18.6.1879 tarihli Nizami Mahkemelerin Kuruluş Yasası'na göre, ilk dereceli mahkemenin üstünde, Yargıtay'ın altında bir mahkemedir.Yargıtay'ın işini azaltmak ve onu bir içtihat mahkemesi haline getirmek için kurulmuştur.
Sözü edilen yasa hükmüne göre, her ilde bir istinaf mahkemesi bulunmaktadır. Ancak uygulamada sadece büyük mahkemelerde yaşama geçirilebilmişti. Her istinaf mahkemesi bir başkan ile dört üyeden oluşmaktadır. İki mahkemeye bölünmesi gerektiğinde her istinaf mahkemesi iki asıl iki fahri üyeden oluşmaktadır.

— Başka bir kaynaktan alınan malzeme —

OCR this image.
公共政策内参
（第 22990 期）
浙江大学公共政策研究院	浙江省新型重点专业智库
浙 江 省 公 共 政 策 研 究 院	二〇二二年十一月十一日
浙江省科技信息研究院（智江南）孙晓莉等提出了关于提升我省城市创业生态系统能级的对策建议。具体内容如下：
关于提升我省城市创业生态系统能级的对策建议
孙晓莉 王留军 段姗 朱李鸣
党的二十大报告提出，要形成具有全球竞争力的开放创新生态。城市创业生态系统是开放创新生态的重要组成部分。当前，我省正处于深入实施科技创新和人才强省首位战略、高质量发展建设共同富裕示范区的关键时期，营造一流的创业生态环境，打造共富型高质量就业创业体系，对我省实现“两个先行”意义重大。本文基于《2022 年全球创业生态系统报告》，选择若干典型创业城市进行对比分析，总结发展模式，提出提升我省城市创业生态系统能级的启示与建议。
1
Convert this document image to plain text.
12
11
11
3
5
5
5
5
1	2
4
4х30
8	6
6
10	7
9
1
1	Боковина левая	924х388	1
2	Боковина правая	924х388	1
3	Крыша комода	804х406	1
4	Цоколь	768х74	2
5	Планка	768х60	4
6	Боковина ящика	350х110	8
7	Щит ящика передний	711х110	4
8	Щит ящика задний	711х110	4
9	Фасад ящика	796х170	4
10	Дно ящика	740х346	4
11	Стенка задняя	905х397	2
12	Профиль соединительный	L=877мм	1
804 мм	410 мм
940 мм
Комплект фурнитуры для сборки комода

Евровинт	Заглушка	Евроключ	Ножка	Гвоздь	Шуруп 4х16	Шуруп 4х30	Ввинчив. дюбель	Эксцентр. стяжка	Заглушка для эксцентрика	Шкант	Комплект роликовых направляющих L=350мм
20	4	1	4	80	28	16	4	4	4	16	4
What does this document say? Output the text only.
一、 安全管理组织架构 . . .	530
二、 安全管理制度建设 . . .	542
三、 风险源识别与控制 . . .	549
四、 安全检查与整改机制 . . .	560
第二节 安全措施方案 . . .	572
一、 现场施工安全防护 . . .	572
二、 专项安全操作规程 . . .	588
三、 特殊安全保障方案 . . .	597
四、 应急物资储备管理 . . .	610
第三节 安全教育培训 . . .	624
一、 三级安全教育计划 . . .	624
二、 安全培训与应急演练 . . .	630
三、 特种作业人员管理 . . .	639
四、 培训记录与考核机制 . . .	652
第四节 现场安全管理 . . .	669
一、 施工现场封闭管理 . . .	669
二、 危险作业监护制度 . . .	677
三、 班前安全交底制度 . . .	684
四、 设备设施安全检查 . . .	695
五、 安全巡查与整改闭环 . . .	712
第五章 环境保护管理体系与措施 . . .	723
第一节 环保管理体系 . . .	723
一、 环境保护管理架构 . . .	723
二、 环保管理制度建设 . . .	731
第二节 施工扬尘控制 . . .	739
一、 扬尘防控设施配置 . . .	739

Fahri üyelerin atanması, her ilden seçilecek altı kişi isminin Vilayet İdare Meclisine bildirilmesi şeklinde olmaktadır. Meclis bildirilen isimlerden ikisini seçmekte, seçilen iki kişi bir yıl hizmet gördükten sonra geride kalan ikisi bir yıl çalışmakta, en sona kalan iki kişi de üçüncü yılda görev yapmaktaydı. Böylece üç yılda bir seçim yenileniyordu.

Tabii seçilen bu kişilerin Adalet Bakanlığı'nca da atanması zorunluluğu vardı.

İstinaf Mahkemesine atanabilmek için en az otuz yaşında bulunmak ve dört yıl ilk dereceli mahkemelerde üyelik yapmak gerekmekteydi.

İstinaf Mahkemesi başkanlığı Yargıtay üyeliği ile, istinaf mahkemesi üyeliği ise ilk derece mahkemesi başkanlığı ile eş değerde tutulurdu. 1907 tarihinde  vilayetlerin Adli Teşkilatının değiştirilmesi üzerine, Tanzimatın getirdiği sistemle, iki üyesi müslüman iki üyesi gayrimüslümlerden oluşan istinaf mahkemesi sonrasında iki üyeli ve 1913 yılında tek hakimli olarak düzenlenmiştir.

İstinaf Mahkemeleri 1924 yılında kabul edilen 469 sayılı yasa ile ortadan kaldırılmıştır. Cumhuriyetin ilk yıllarında yeter sayıda yetenekli hakim bulunmaması ve işlerin bu mahkemelerde yıllarca sürüncemede kalmasının Batı hukuk sistemine geçiş döneminde adaletin hızlı gerçekleşmesine engel olduğu düşünülerek kaldırılmıştır.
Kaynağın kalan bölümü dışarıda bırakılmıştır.